Конечно, она любила свою работу, жизни без нее
не мыслила, а все-таки с каждым словом все более безумной и фантастичной
казалась мысль о том, что происходящее имеет отношение к лаборатории и
«Галатее». Нет, пожалуй, поторопилась она отмести версию о глыбинских
контактах. Ведь могло быть…
Ба-бах! Все мысли вылетели у нее из головы.
Максим затормозил так резко, что Кира лишь чудом не врезалась в ветровое
стекло.
Она возмущенно глянула на Максима, однако тот
напряженно смотрел вперед. Кира приподнялась на сиденье и сумела разглядеть
через довольно длинный хвост автомобилей, вытянувшийся перед ними, милицейское
оцепление, окружившее «КамАЗ» с брезентовым фургоном и перекрывшее дорогу.
* * *
– Что за фокусы? – озадаченно
пробормотал Максим. – Не наш ли друг Фридунский снова вышел из тумана,
вынул ножик из кармана? Кстати, о ножике. Где пистолет?

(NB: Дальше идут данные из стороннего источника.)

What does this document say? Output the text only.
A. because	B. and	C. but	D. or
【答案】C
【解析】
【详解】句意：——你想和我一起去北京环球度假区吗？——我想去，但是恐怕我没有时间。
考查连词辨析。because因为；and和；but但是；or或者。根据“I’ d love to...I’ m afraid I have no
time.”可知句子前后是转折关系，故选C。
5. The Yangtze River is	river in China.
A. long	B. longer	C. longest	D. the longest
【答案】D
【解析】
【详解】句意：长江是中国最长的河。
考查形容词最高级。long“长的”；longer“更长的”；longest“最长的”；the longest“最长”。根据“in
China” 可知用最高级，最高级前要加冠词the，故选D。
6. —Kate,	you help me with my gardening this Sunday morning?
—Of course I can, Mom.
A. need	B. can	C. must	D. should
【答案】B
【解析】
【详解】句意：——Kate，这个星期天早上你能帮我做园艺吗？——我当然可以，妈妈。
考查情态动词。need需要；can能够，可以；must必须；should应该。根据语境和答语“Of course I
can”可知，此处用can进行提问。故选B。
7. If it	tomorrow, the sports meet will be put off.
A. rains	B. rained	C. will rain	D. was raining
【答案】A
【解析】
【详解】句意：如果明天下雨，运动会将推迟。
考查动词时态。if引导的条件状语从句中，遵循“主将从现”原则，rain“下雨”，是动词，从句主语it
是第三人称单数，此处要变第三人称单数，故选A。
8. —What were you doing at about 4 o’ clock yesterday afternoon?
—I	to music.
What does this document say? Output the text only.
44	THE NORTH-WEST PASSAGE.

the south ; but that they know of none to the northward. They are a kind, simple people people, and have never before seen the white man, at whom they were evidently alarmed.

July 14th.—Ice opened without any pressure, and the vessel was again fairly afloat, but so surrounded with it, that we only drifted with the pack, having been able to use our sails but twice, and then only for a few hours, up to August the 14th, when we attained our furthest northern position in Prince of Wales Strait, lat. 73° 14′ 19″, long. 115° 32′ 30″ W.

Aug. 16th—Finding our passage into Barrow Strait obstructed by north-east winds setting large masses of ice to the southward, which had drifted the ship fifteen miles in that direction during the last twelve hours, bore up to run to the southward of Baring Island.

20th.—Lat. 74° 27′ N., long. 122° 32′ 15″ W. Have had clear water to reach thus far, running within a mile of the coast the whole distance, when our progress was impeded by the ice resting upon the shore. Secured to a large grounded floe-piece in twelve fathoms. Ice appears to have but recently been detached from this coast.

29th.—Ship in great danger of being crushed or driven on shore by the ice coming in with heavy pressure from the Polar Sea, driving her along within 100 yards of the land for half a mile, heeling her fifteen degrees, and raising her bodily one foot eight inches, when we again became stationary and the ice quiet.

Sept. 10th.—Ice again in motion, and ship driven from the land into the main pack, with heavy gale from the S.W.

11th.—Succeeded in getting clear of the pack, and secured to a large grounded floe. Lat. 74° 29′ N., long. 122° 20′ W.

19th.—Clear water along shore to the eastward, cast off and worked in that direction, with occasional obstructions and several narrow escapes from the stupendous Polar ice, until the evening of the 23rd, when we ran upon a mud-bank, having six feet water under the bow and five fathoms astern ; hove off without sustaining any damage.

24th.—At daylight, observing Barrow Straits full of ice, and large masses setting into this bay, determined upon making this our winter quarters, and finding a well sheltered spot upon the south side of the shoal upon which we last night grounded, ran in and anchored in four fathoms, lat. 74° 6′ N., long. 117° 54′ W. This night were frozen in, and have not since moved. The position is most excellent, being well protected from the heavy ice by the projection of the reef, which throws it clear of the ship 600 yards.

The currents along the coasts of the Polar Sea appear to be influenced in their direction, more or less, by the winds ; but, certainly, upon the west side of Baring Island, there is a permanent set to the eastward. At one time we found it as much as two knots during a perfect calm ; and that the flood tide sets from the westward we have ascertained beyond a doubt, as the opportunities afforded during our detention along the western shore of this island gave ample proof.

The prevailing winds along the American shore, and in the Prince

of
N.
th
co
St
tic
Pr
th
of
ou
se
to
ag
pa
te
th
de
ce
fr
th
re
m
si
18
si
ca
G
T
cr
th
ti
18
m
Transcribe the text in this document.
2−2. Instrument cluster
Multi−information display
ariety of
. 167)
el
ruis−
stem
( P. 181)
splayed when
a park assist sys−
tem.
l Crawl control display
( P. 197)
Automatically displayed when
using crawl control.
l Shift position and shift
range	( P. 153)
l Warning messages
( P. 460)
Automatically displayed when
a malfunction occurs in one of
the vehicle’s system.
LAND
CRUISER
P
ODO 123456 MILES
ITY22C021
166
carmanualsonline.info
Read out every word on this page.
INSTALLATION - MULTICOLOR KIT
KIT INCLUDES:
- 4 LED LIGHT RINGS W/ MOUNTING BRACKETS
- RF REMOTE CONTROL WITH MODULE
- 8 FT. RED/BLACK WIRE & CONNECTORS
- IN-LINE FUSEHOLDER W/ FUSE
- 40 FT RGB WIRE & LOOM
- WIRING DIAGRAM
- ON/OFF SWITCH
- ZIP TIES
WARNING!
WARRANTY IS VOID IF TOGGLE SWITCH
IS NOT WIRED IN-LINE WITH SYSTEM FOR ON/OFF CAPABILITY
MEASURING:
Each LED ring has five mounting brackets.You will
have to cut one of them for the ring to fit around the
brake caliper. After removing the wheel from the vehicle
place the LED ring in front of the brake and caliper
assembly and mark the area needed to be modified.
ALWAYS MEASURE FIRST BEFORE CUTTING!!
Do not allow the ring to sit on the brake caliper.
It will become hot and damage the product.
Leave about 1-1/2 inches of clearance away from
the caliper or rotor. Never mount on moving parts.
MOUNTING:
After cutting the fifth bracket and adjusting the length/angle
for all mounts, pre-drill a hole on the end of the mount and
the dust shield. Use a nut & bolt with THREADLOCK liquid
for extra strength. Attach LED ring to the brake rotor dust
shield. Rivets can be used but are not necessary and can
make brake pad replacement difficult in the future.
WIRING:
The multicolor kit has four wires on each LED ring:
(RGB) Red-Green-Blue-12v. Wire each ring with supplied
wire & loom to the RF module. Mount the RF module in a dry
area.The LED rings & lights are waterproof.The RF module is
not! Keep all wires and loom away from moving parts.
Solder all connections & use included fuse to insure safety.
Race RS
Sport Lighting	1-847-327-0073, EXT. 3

– Какой пистолет? – испугалась Кира,
за время рассказа успевшая накрепко оторваться от деталей своего теперешнего
бытия. – Ах, Мыколин… Ну, я на всякий случай утопила его в том бочажке,
около которого мы ночевали.
Максим уставился на нее, как на чудо природы:
– И с чего?
Хороший вопрос! Кира вильнула глазами в
сторону. С чего, главное. Не скажешь ведь ему: «С того, что мне приснилось,
будто в тебя из этого пистолета стреляли!»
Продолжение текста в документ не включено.